StepStone’s report maps the range of options available to LPs at various sizes including farmland-focused separately managed accounts of $200 million or more, and primary fund commitments of as little as $10 million.

Ramsey noted that the few LPs active in agriculture that are large enough to invest directly and choose to do so, also often deploy capital into the sector through funds and other hybrid models.

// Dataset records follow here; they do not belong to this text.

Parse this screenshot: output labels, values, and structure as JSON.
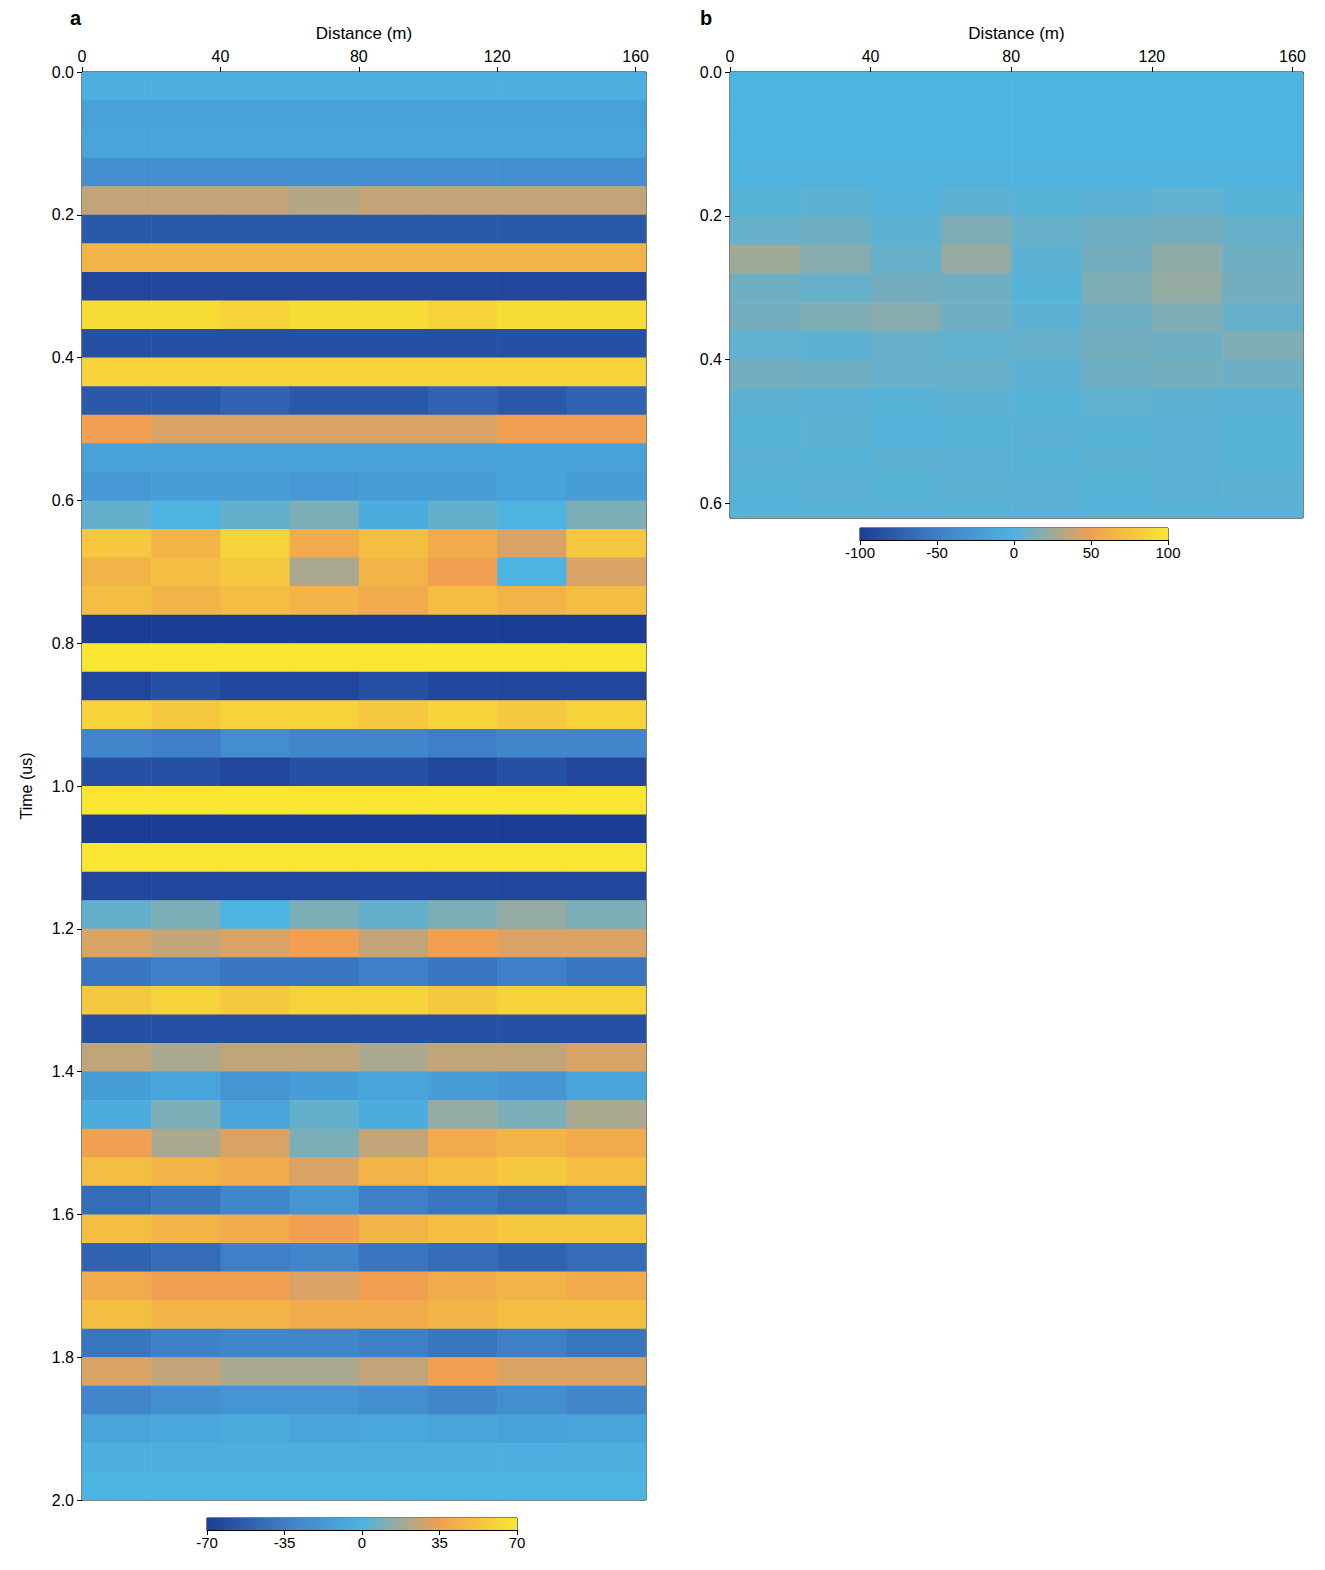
{
  "chart_data": [
    {
      "type": "heatmap",
      "panel": "a",
      "x_label": "Distance (m)",
      "y_label": "Time (us)",
      "xlim": [
        0,
        163
      ],
      "xticks": [
        0,
        40,
        80,
        120,
        160
      ],
      "ylim": [
        0,
        2.0
      ],
      "yticks": [
        {
          "value": 0,
          "label": "0.0"
        },
        0.2,
        0.4,
        0.6,
        0.8,
        {
          "value": 1,
          "label": "1.0"
        },
        1.2,
        1.4,
        1.6,
        1.8,
        {
          "value": 2,
          "label": "2.0"
        }
      ],
      "x_bins": [
        0,
        20,
        40,
        60,
        80,
        100,
        120,
        140,
        163
      ],
      "y_bins": [
        0,
        0.04,
        0.08,
        0.12,
        0.16,
        0.2,
        0.24,
        0.28,
        0.32,
        0.36,
        0.4,
        0.44,
        0.48,
        0.52,
        0.56,
        0.6,
        0.64,
        0.68,
        0.72,
        0.76,
        0.8,
        0.84,
        0.88,
        0.92,
        0.96,
        1.0,
        1.04,
        1.08,
        1.12,
        1.16,
        1.2,
        1.24,
        1.28,
        1.32,
        1.36,
        1.4,
        1.44,
        1.48,
        1.52,
        1.56,
        1.6,
        1.64,
        1.68,
        1.72,
        1.76,
        1.8,
        1.84,
        1.88,
        1.92,
        1.96,
        2.0
      ],
      "cells": [
        [
          -3,
          -3,
          -3,
          -3,
          -3,
          -3,
          -3,
          -3
        ],
        [
          -12,
          -12,
          -12,
          -12,
          -12,
          -12,
          -12,
          -12
        ],
        [
          -10,
          -10,
          -10,
          -10,
          -10,
          -10,
          -10,
          -10
        ],
        [
          -25,
          -25,
          -25,
          -25,
          -25,
          -25,
          -25,
          -25
        ],
        [
          25,
          25,
          25,
          22,
          25,
          25,
          25,
          25
        ],
        [
          -55,
          -55,
          -55,
          -55,
          -55,
          -55,
          -55,
          -55
        ],
        [
          45,
          45,
          45,
          45,
          45,
          45,
          45,
          45
        ],
        [
          -65,
          -65,
          -65,
          -65,
          -65,
          -65,
          -65,
          -65
        ],
        [
          65,
          65,
          60,
          65,
          65,
          60,
          65,
          65
        ],
        [
          -60,
          -60,
          -60,
          -60,
          -60,
          -60,
          -60,
          -60
        ],
        [
          60,
          60,
          60,
          60,
          60,
          60,
          60,
          60
        ],
        [
          -55,
          -55,
          -50,
          -55,
          -55,
          -50,
          -55,
          -50
        ],
        [
          35,
          30,
          30,
          30,
          30,
          30,
          35,
          35
        ],
        [
          -12,
          -12,
          -12,
          -12,
          -12,
          -12,
          -12,
          -12
        ],
        [
          -18,
          -15,
          -15,
          -18,
          -15,
          -15,
          -12,
          -15
        ],
        [
          5,
          0,
          5,
          10,
          -5,
          5,
          0,
          10
        ],
        [
          55,
          45,
          60,
          40,
          50,
          40,
          30,
          55
        ],
        [
          45,
          50,
          55,
          20,
          45,
          35,
          0,
          30
        ],
        [
          50,
          45,
          50,
          45,
          40,
          50,
          45,
          50
        ],
        [
          -70,
          -70,
          -70,
          -70,
          -70,
          -70,
          -70,
          -70
        ],
        [
          70,
          70,
          70,
          70,
          70,
          70,
          70,
          70
        ],
        [
          -65,
          -60,
          -65,
          -65,
          -60,
          -65,
          -65,
          -65
        ],
        [
          60,
          55,
          60,
          60,
          55,
          60,
          55,
          60
        ],
        [
          -30,
          -35,
          -25,
          -30,
          -30,
          -35,
          -30,
          -30
        ],
        [
          -60,
          -60,
          -65,
          -60,
          -60,
          -65,
          -60,
          -65
        ],
        [
          70,
          70,
          70,
          70,
          70,
          70,
          70,
          70
        ],
        [
          -70,
          -70,
          -70,
          -70,
          -70,
          -70,
          -70,
          -70
        ],
        [
          70,
          70,
          70,
          70,
          70,
          70,
          70,
          70
        ],
        [
          -65,
          -65,
          -65,
          -65,
          -65,
          -65,
          -65,
          -65
        ],
        [
          5,
          10,
          0,
          10,
          5,
          10,
          15,
          10
        ],
        [
          30,
          25,
          30,
          35,
          25,
          35,
          30,
          30
        ],
        [
          -40,
          -35,
          -40,
          -40,
          -35,
          -40,
          -35,
          -40
        ],
        [
          55,
          60,
          55,
          60,
          60,
          55,
          60,
          60
        ],
        [
          -60,
          -60,
          -60,
          -60,
          -60,
          -60,
          -60,
          -60
        ],
        [
          25,
          20,
          25,
          25,
          20,
          25,
          25,
          30
        ],
        [
          -15,
          -10,
          -20,
          -15,
          -10,
          -15,
          -20,
          -10
        ],
        [
          -5,
          10,
          -10,
          5,
          -5,
          15,
          10,
          20
        ],
        [
          35,
          20,
          30,
          10,
          25,
          40,
          45,
          40
        ],
        [
          50,
          45,
          40,
          30,
          45,
          50,
          55,
          50
        ],
        [
          -45,
          -40,
          -30,
          -20,
          -35,
          -40,
          -45,
          -40
        ],
        [
          50,
          45,
          40,
          35,
          45,
          50,
          55,
          55
        ],
        [
          -50,
          -45,
          -35,
          -30,
          -40,
          -45,
          -50,
          -45
        ],
        [
          40,
          35,
          35,
          30,
          35,
          40,
          45,
          40
        ],
        [
          50,
          45,
          45,
          40,
          40,
          45,
          50,
          50
        ],
        [
          -40,
          -35,
          -30,
          -30,
          -35,
          -40,
          -35,
          -40
        ],
        [
          30,
          25,
          20,
          20,
          25,
          35,
          30,
          30
        ],
        [
          -30,
          -25,
          -20,
          -20,
          -25,
          -30,
          -25,
          -30
        ],
        [
          -10,
          -8,
          -5,
          -10,
          -8,
          -10,
          -12,
          -10
        ],
        [
          -3,
          -3,
          -3,
          -3,
          -3,
          -3,
          -3,
          -3
        ],
        [
          0,
          0,
          0,
          0,
          0,
          0,
          0,
          0
        ]
      ],
      "colorbar": {
        "range": [
          -70,
          70
        ],
        "ticks": [
          -70,
          -35,
          0,
          35,
          70
        ]
      }
    },
    {
      "type": "heatmap",
      "panel": "b",
      "x_label": "Distance (m)",
      "xlim": [
        0,
        163
      ],
      "xticks": [
        0,
        40,
        80,
        120,
        160
      ],
      "ylim": [
        0,
        0.62
      ],
      "yticks": [
        {
          "value": 0,
          "label": "0.0"
        },
        0.2,
        0.4,
        0.6
      ],
      "x_bins": [
        0,
        20,
        40,
        60,
        80,
        100,
        120,
        140,
        163
      ],
      "y_bins": [
        0,
        0.04,
        0.08,
        0.12,
        0.16,
        0.2,
        0.24,
        0.28,
        0.32,
        0.36,
        0.4,
        0.44,
        0.48,
        0.52,
        0.56,
        0.6,
        0.62
      ],
      "cells": [
        [
          0,
          0,
          0,
          0,
          0,
          0,
          0,
          0
        ],
        [
          0,
          0,
          0,
          0,
          0,
          0,
          0,
          0
        ],
        [
          0,
          0,
          0,
          0,
          0,
          0,
          0,
          0
        ],
        [
          1,
          1,
          1,
          1,
          1,
          1,
          1,
          1
        ],
        [
          3,
          5,
          2,
          5,
          3,
          4,
          6,
          3
        ],
        [
          8,
          10,
          5,
          15,
          8,
          10,
          12,
          8
        ],
        [
          25,
          18,
          8,
          22,
          5,
          12,
          20,
          10
        ],
        [
          10,
          8,
          12,
          10,
          3,
          15,
          22,
          12
        ],
        [
          12,
          15,
          18,
          10,
          5,
          10,
          15,
          8
        ],
        [
          6,
          5,
          8,
          6,
          8,
          12,
          10,
          15
        ],
        [
          12,
          10,
          8,
          8,
          5,
          10,
          12,
          10
        ],
        [
          5,
          4,
          3,
          5,
          3,
          6,
          5,
          4
        ],
        [
          3,
          5,
          2,
          3,
          4,
          3,
          4,
          3
        ],
        [
          4,
          3,
          5,
          4,
          3,
          5,
          4,
          3
        ],
        [
          3,
          4,
          3,
          5,
          4,
          3,
          4,
          5
        ],
        [
          3,
          3,
          4,
          3,
          4,
          3,
          3,
          4
        ]
      ],
      "colorbar": {
        "range": [
          -100,
          100
        ],
        "ticks": [
          -100,
          -50,
          0,
          50,
          100
        ]
      }
    }
  ]
}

This highlights, he said, both the inroads agriculture has made among this sophisticated group of LPs and the benefits that flow to smaller investors from the market’s overall development.

“The fact there is a broader range of GPs, that is as much a benefit for a small LP as it is a large LP,” he added. “It is arguably more of an advantage for a small LP that has more options available to optimize their portfolio with the fewer investments that they are capable of doing.

“The maturing of that GP universe really has broadened the options for institutions,” said Ramsey.  “One of the things that comes up quite regularly is: ‘Can we deploy at scale?’ That has been a big question mark for a lot of groups and there are now quite a few groups that have shown it can be done. That is opening peoples’ eyes to the opportunity.”